Not allowing the download of TikTok does not seem to be a definitive measure either if what is sought is to prevent user data from ending up on Chinese servers. according to research posted yesterday by gizmondo, the aforementioned platform obtains data from more than 28,000 different applications. It is not something that happens only with TikTok: many social networks also obtain information through third parties, using, for example, navigation trackers (the cookies). gizmondo also revealed three years ago that Facebook, Twitter, YouTube, Gmail, Snapchat and other apps expose US user data just like TikTok because they all have deals with Chinese ad tech companies.
The ban on TikTok in community institutions and in the US has a geopolitical reading. “The EU is trying to form a bloc against Russia, while the US has as a priority to limit China’s technological power,” says Javier Ruiz, a digital rights consultant. The US would be considering applying similar measures to other applications beyond TikTok, according to Commerce Secretary Gina Raimondo told Bloomberg.
For Ruiz, the punishment of TikTok is inserted in a more complex problem that has to do with data sovereignty. “In some EU countries Google and other cloud services have been banned or advised not to use, as US tech companies store your data in the US,” he explains. The difference between hosting the data on servers that are on European soil or not is that outside the EU they are outside the strict European privacy regulations. In the US, for example, security agencies can request personal data from individuals on the grounds of national security, something much more difficult to do in the EU.
The American company Oracle has been supervising TikTok’s data processing of US users since last year. Something similar to what happens to Huawei in the United Kingdom, where an agency analyzes its software. This last Chinese company starred in another episode of the battle for technological supremacy between the US and China four years ago: Washington prohibited contracting the services of the company, a world leader in deploying the necessary infrastructure for 4G and one of the main producers of mobiles and other devices.
The social network of the moment
TikTok has 1 billion users and was one of the most downloaded apps in the world in 2022. It had more views than Google and managed to retain users longer than YouTube. It is the social network with the best figures among young people, who even prefer Google to search. Its irruption and its success have caused other platforms, such as Instagram, to release features that are similar to TikTok’s proposal: short videos selected by the algorithm.
Perhaps the secret of its success lies precisely in the fact that the user has no ability to alter what is shown. Furthermore, there are no limitations of other social networks, in which other users are the ones who share the content that ends up on the screens. In the case of TikTok, the algorithm decides which videos can be more successful, whether they are from one country or another, whether or not they come from friends of the person concerned. It is a viral content sharing machine.
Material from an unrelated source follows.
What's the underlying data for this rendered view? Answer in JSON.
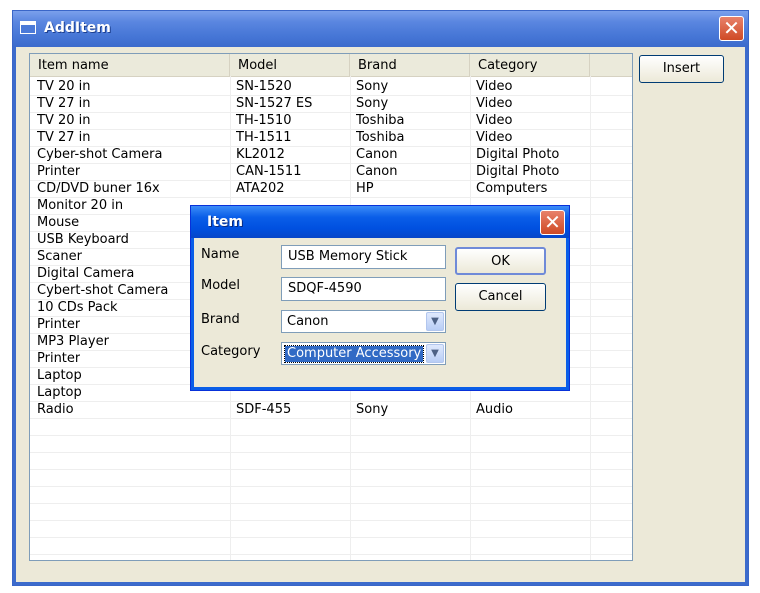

This is how analyst Ben Thompson summarizes the keys to TiktTok’s success: “First, humans like videos. Second, the video creation tools on TikTok are very accessible and inspiring for non-professional video shooters. But the crucial element is that TikTok is not really a social network.
The application itself developed by the Chinese giant ByteDance, aware of the resentment aroused by what is today one of the most popular social networks among young people, announced on Wednesday that minors who want to use the app for more than 60 minutes in They must enter a code on the same day, which “will force them to make an active decision to extend that time,” they say from the company. The European Consumer Organization (BEUC), which brings together 45 national groups, denounced TikTok before the European Commission two years ago for infringing “multiple gaps in EU consumer rights”. The complaint focused on the exposure of children and adolescents to “surreptitious advertisements and inappropriate content.”